According to today’s daf TB Berachot 18 a mourner and
those attending the deceased before burial are freed from the obligation from
the recitation of the Shema, the Amidah, tefillin, and all other positive time
bound commandments exactly for the same reason a groom on the night of his
wedding is free from all those mitzvot. The mourner and the groom are so involved
in those mitzvot, they cannot concentrate appropriately on their prayers.
The rabbis want to know do the dead know was happening
on earth after they pass away. The Gemara tells several stories of people
talking to the deceased or overhearing the dead talk amongst themselves to
prove that dead know what’s going on. One
story reminded me of the scene from the 1990 movie Ghost starring Patrick
Swayze, Demi Moore, and Whoopie Goldberg. Goldberg plays the psychic Oda Mae who
after meeting Swayze’s character Sam can actually see and talk to ghosts. A
woman named Ortisha wants Oda Mae to contact her husband Orlando to find out
where he left the missing insurance policy. Perhaps the screenwriter got the
idea for this scene from today’s daf.
The Gemara cites another proof: Come and hear,
as it is told: They would deposit the money of orphans with Shmuel’s father
for safekeeping. When Shmuel’s father died, Shmuel was not with him, and
did not learn from him the location of the money. Since he did not return it,
Shmuel was called: Son of him who consumes the money of orphans.
Shmuel went after his father to the cemetery and said to the
dead: I want Abba. The dead said to him: There are many Abbas here.
He told them: I want Abba bar Abba. They said to him: There are also
many people named Abba bar Abba here. He told them: I want Abba bar Abba, the
father of Shmuel. Where is he? They replied: Ascend to the yeshiva on
high. Meanwhile, he saw his friend Levi sitting outside the yeshiva,
away from the rest of the deceased. He asked him: Why do you sit outside?

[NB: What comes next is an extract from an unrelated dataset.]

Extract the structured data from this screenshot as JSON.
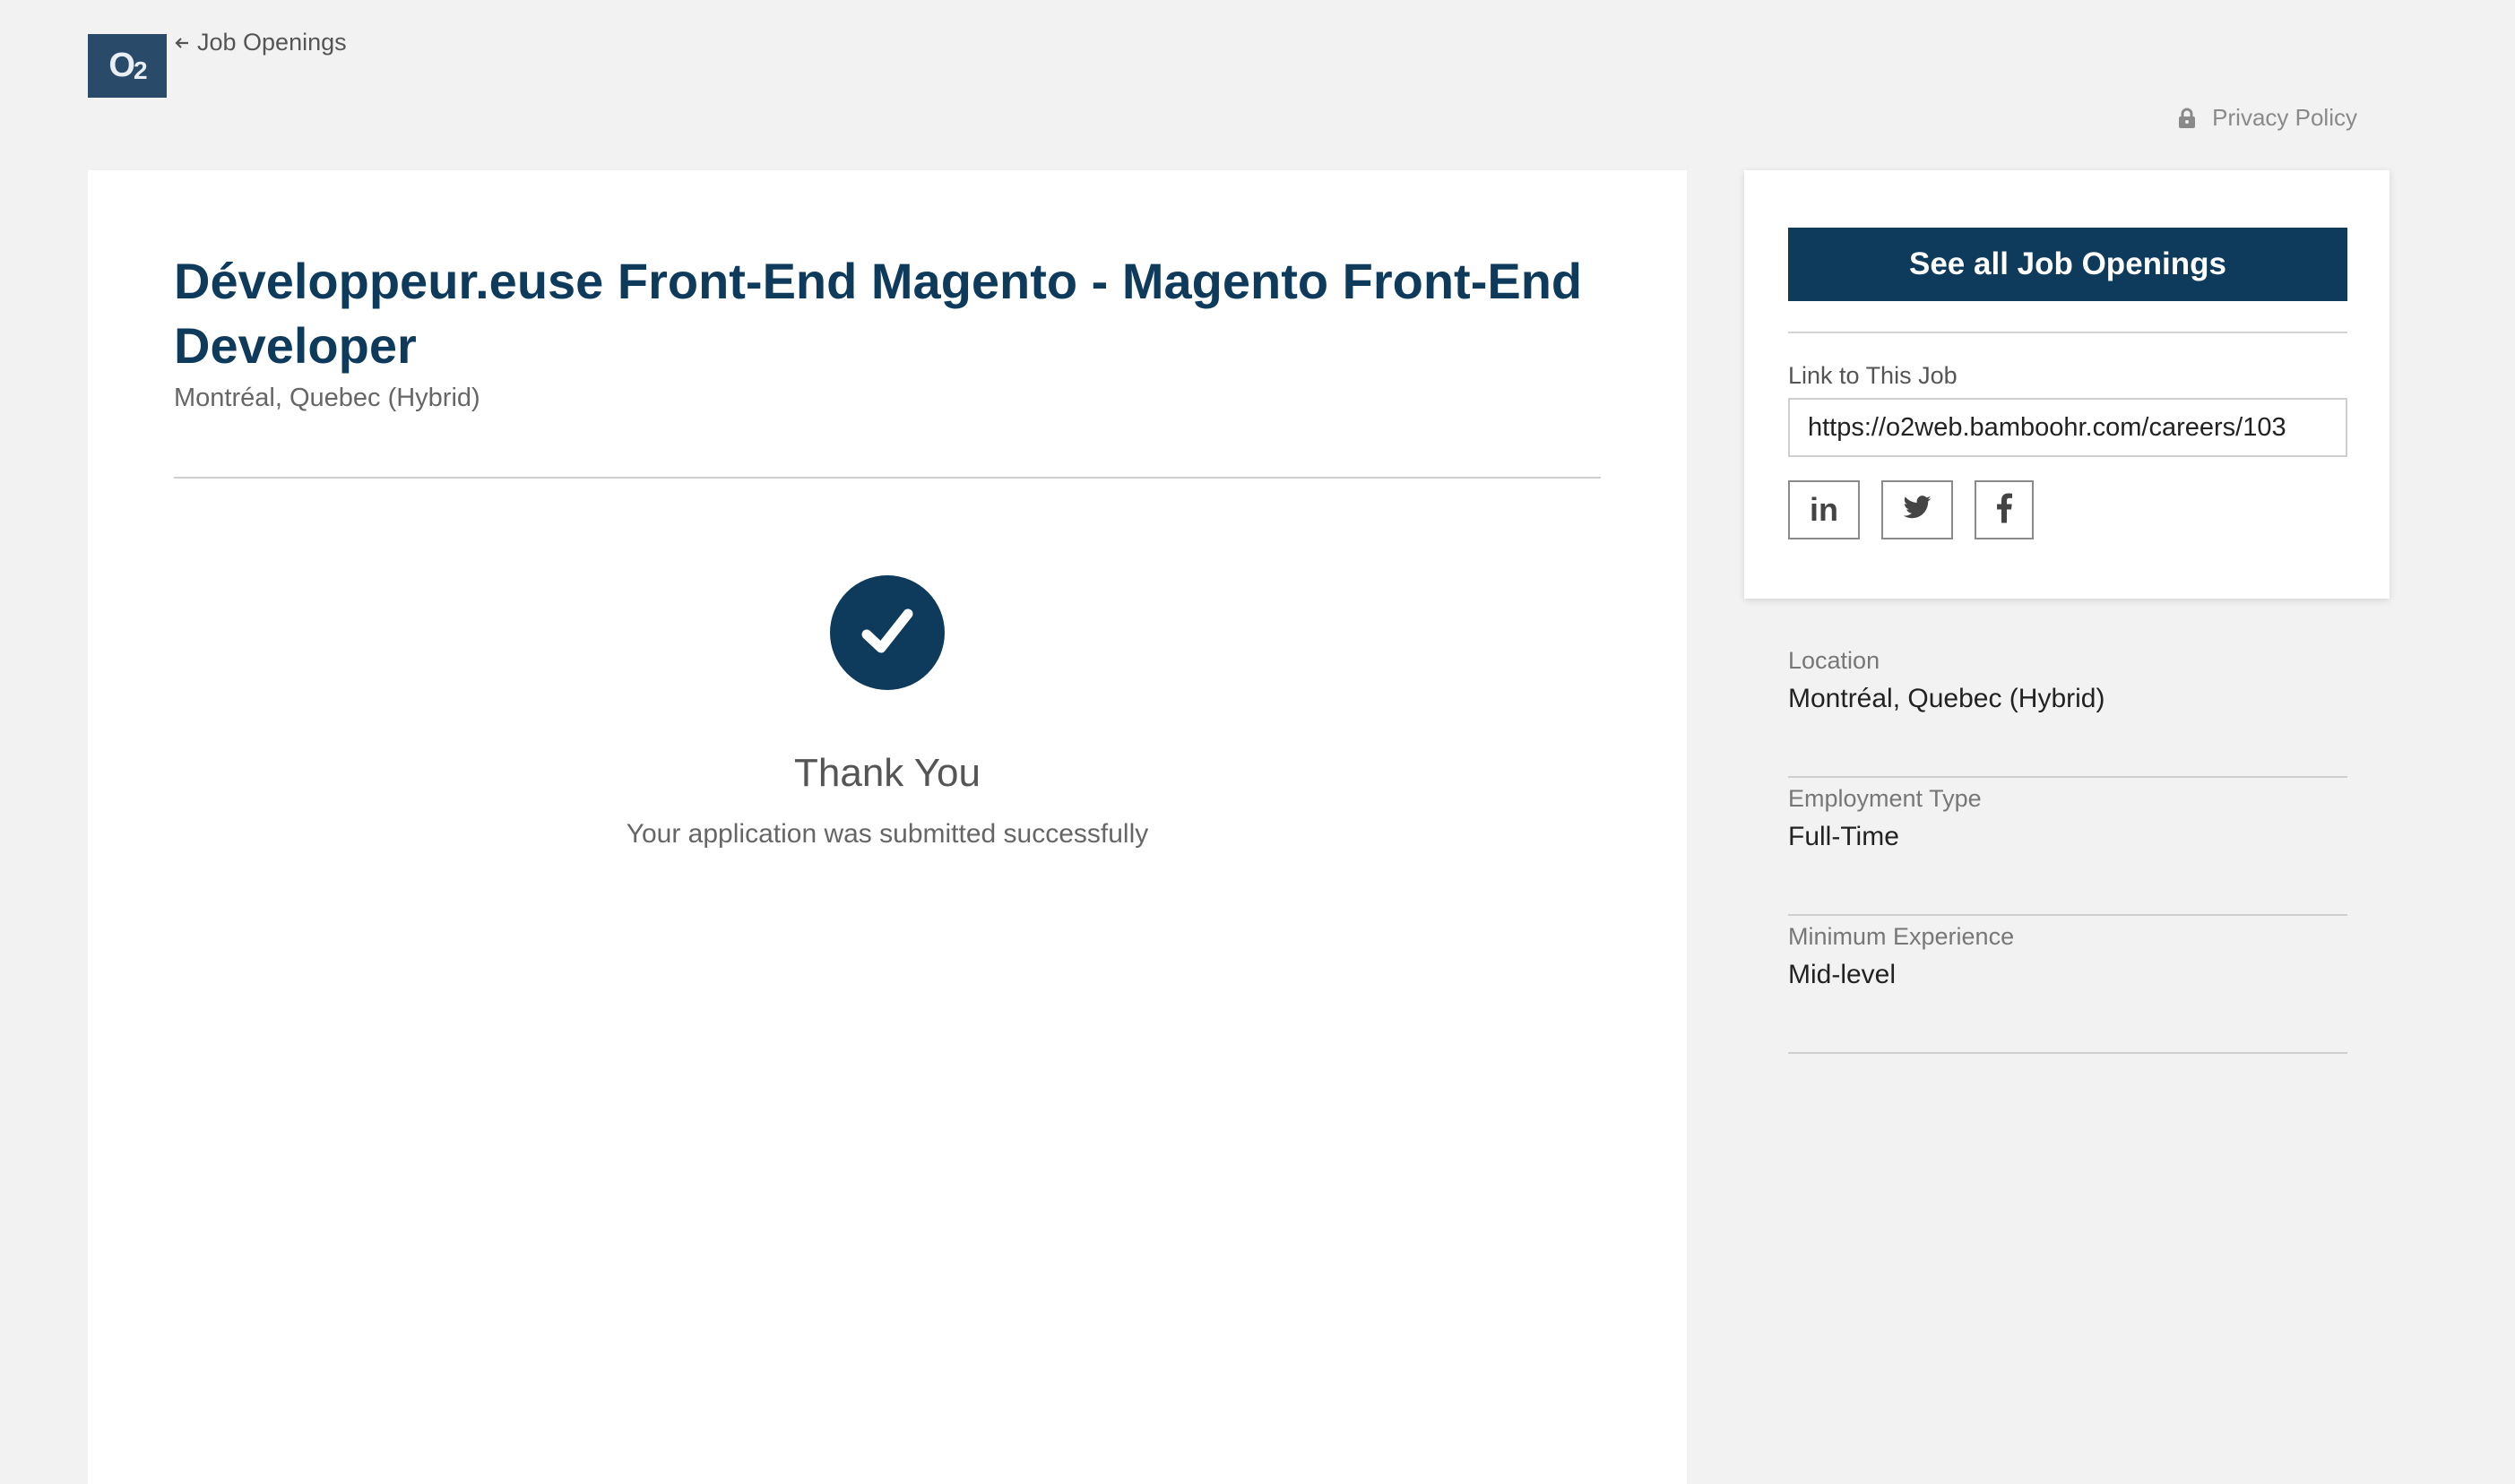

Why did you not ascend to the yeshiva? He replied: Because they tell me
that for all those years that you didn’t enter the yeshiva of Rabbi
Afes, and thereby upset him, we will not grant you entry to the yeshiva
on high.
Meanwhile, Shmuel’s father came and Shmuel saw
that he was crying and laughing. Shmuel said to his father: Why
are you crying? His father replied: Because you will come here
soon. Shmuel continued and asked: Why are you laughing? His father
replied: Because you are extremely important in this world. Shmuel said
to him: If I am important, then let them grant Levi entry to the yeshiva. And
so it was that they granted Levi entry to the yeshiva.
Shmuel said to his father: Where is the orphans’
money? He said to him: Go and retrieve it from the millhouse, where
you will find the uppermost and the lowermost money is ours, and
the money in the middle belongs to the orphans. Shmuel said to
him: Why did you do that? He replied: If thieves stole, they would steal from
our money on top, which the thief would see first. If the earth
swallowed up any of it, it would swallow from our money, on the
bottom. (Sefaria translation)
Even though you
might not believe in ghosts, our tradition teaches us that we must treat the
dead with dignity. Today’s Gemara relates that Rabbi Ḥiyya and Rabbi
Yonatan were walking in a cemetery and the sky-blue string of Rabbi
Yonatan’s ritual fringes was cast to the ground and dragging across
the graves. Rabbi Ḥiyya said to him: Lift it, so the dead will
not say: Tomorrow, when their day comes, they will come to be buried
with us, and now they are insulting us. (Sefaria.com) if we treated the dead with great respect, how much more so
should we treat the living with great respect!